25. Yamasaki S, Yamasue H, Abe O, Suga M, Yamada H, Inoue H, Kuwabara H, Kawakubo Y, Yahata N, Aoki S, Kano Y, Kato N, Kasai K. {{Reduced gray matter volume of pars opercularis is associated with impaired social communication in high-functioning autism spectrum disorders}}. {Biol Psychiatry};2010 (Dec 15);68(12):1141-1147.

BACKGROUND: Recent literature suggests that the inferior frontal gyrus, especially its posterior portion, has an important role in imitation and social reciprocity and in the pathophysiology of their disturbance in autism spectrum disorders (ASD). However, the structural abnormality of this region has not fully been clarified in subjects with ASD. METHODS: Here we obtained magnetic resonance images from 13 right-handed men with high-functioning ASD (Asperger disorder [n = 10] or autism [n = 3]) and from 11 age-, parental socioeconomic background-, and intelligence quotient-matched right-handed typical men. A reliable manual tracing methodology was employed to measure the gray matter volume of the pars opercularis, corresponding to Brodmann area 44, and the pars triangularis, corresponding to Brodmann area 45. RESULTS: A significant gray matter volume reduction of both the pars opercularis and triangularis was found bilaterally in the subjects with ASD compared with the typical control subjects. The effect size seemed to be larger for pars opercularis (1.25) than for pars triangularis (.90). The reduced volume of right as well as total pars opercularis showed a significant association with the increased severity of social communication problems in the ASD group. CONCLUSIONS: The current findings support an important role of pars opercularis, a center of the mirror neuron system, in the pathophysiology of ASD.

26. Yan G, Liang Y, Wang Y, Huang W, Zou X, Zhong N. {{[Copy number variation analysis of a Chinese Han family with autism spectrum disorder.]}}. {Zhonghua Yi Xue Yi Chuan Xue Za Zhi};2010 (Dec 10);27(6):654-658.
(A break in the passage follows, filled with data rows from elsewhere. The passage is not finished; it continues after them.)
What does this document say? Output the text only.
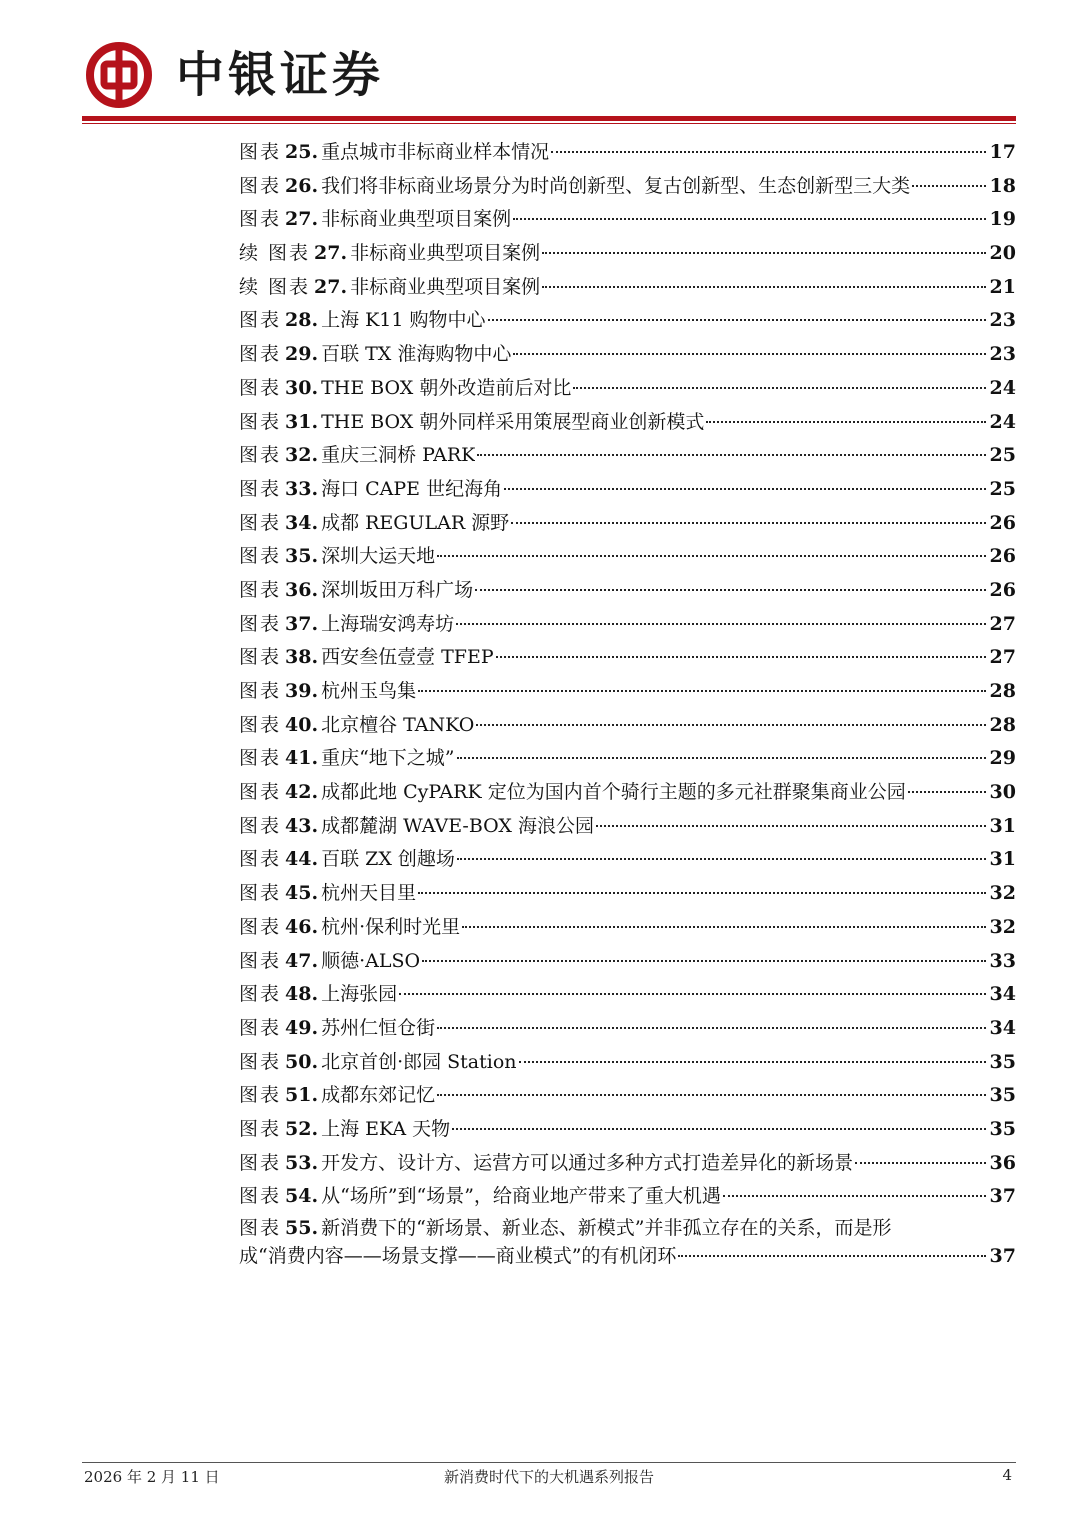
中银证券
图表 25. 重点城市非标商业样本情况	17
图表 26. 我们将非标商业场景分为时尚创新型、复古创新型、生态创新型三大类	18
图表 27. 非标商业典型项目案例	19
续 图表 27. 非标商业典型项目案例	20
续 图表 27. 非标商业典型项目案例	21
图表 28. 上海 K11 购物中心	23
图表 29. 百联 TX 淮海购物中心	23
图表 30. THE BOX 朝外改造前后对比	24
图表 31. THE BOX 朝外同样采用策展型商业创新模式	24
图表 32. 重庆三洞桥 PARK	25
图表 33. 海口 CAPE 世纪海角	25
图表 34. 成都 REGULAR 源野	26
图表 35. 深圳大运天地	26
图表 36. 深圳坂田万科广场	26
图表 37. 上海瑞安鸿寿坊	27
图表 38. 西安叁伍壹壹 TFEP	27
图表 39. 杭州玉鸟集	28
图表 40. 北京檀谷 TANKO	28
图表 41. 重庆“地下之城”	29
图表 42. 成都此地 CyPARK 定位为国内首个骑行主题的多元社群聚集商业公园	30
图表 43. 成都麓湖 WAVE-BOX 海浪公园	31
图表 44. 百联 ZX 创趣场	31
图表 45. 杭州天目里	32
图表 46. 杭州·保利时光里	32
图表 47. 顺德·ALSO	33
图表 48. 上海张园	34
图表 49. 苏州仁恒仓街	34
图表 50. 北京首创·郎园 Station	35
图表 51. 成都东郊记忆	35
图表 52. 上海 EKA 天物	35
图表 53. 开发方、设计方、运营方可以通过多种方式打造差异化的新场景	36
图表 54. 从“场所”到“场景”，给商业地产带来了重大机遇	37
图表 55. 新消费下的“新场景、新业态、新模式”并非孤立存在的关系，而是形
成“消费内容——场景支撑——商业模式”的有机闭环	37
2026 年 2 月 11 日	新消费时代下的大机遇系列报告	4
OBJECTIVE: To study the copy number variation (CNV) in a Chinese Han autistic spectrum disorder (ASD) pedigree. METHODS: The pedigree involved six siblings, and three of them were autistic. B lymphocytes of the pedigree were immortalized with EBV and used as studying materials. Karyotyping and Affymatrix 500k SNP chip assay were performed to assess the genetic defects among the members of the pedigree. RESULTS: Karyotyping indicated that the chromosomes were normal. However, the 15q11 locus was located as de novo CNV region in all autistic siblings of the pedigree. In this locus, the fragment in 19827281-19998230 illustrated « loss » of CNV, while other three fragments with 37 kb, 1316 kb and 37 kb indicated « gain » of CNV. CONCLUSION: In this study, olfactory genes OR11K1P, OR4Q1P, OR4H6P, OR4M2, etc. in the sites with loss and gain of CNV may provide a new clue for genetic research of autism spectrum disorder.